Katherine Merisotis/The Bates Student
Bates will require all students to be vaccinated against COVID-19 before returning to campus for the upcoming fall semester, Dean of Students Josh McIntosh wrote in an email to the student body.
“The very nature of our residential community makes this requirement necessary to protect the health of students and the broader Bates and local communities,” McIntosh explained. “In addition, having a fully vaccinated student body puts us in a better position to return to the many activities and experiences that existed on our campus before the pandemic, but were not possible this academic year.”
Students will need to have received a full treatment of one of the three federally approved vaccines — Pfizer BioNTech, Moderna, and Johnson & Johnson — in order to move into campus housing this August. International students without access to vaccines authorized by the U.S. Food and Drug Administration before the start of the semester should reach out to Student Health Support Coordinator & Specialist Brenna Callahan at [email protected].
A fully vaccinated student body may allow the school to move towards offering fully in-person classes instead of hybrid or remote class formats. “We anticipate that most classes will be in person but we are still working through these issues,” McIntosh said.
Unlike this academic year, students will not have the option to take classes from home.
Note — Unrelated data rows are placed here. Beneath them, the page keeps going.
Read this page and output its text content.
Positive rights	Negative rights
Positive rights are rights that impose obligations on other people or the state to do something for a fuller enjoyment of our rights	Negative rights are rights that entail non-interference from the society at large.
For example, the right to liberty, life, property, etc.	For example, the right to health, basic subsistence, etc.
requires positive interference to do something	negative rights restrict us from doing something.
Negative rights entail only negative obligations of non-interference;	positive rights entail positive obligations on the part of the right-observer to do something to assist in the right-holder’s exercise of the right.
“Each individual who gets fully vaccinated contributes toward a community effort to prevent the spread of COVID-19, and it is the community effort as a whole that will allow us to relax public health policies,” according to FAQs written by Assistant Dean of Students Blake Reilly. “Throughout the summer, based on Maine vaccine acceptance and local community transmission, Bates will comprehensively review public health policy and restrictions.”
The college may still need to operate a COVID-19 testing program, albeit likely in a different format than the current thrice weekly schedule.
“We have been advised by public health experts that we should plan for a flexible and nimble testing program for next fall that would allow us to adapt if things should change in the public health landscape,” McIntosh explained. “We will make decisions about COVID-19 testing for the fall during the summer and then communicate these decisions to students.”
Policies regarding faculty and staff vaccination are still under consideration by the college. However, Reilly anticipates that “the vast majority of the Bates community will be vaccinated by the time students return in the fall.”
Students will be required to submit proof of vaccination to Garnet Gateway prior to arrival on campus. More information about this process will be forthcoming.
Limited medical exemptions will be granted to the vaccine requirement pending the review and approval of Bates Health Services. The college “may limit participation in activities that may be [at] higher risk with regard to transmission” for those who have received medical exemptions.
The state of Maine will be removing religious and philosophical exemptions for mandated immunizations effective September 1. “With this in mind, the college will only be providing medical exemptions,” McIntosh said.
Domestic students who have not yet received the vaccine are eligible in all 50 states and territories. Reilly encouraged students currently on campus to receive the one-shot Johnson & Johnson at retail locations such as Hannaford, where appointments are currently available. Vaccines are provided free of charge for all those residing in the US, regardless of citizenship status.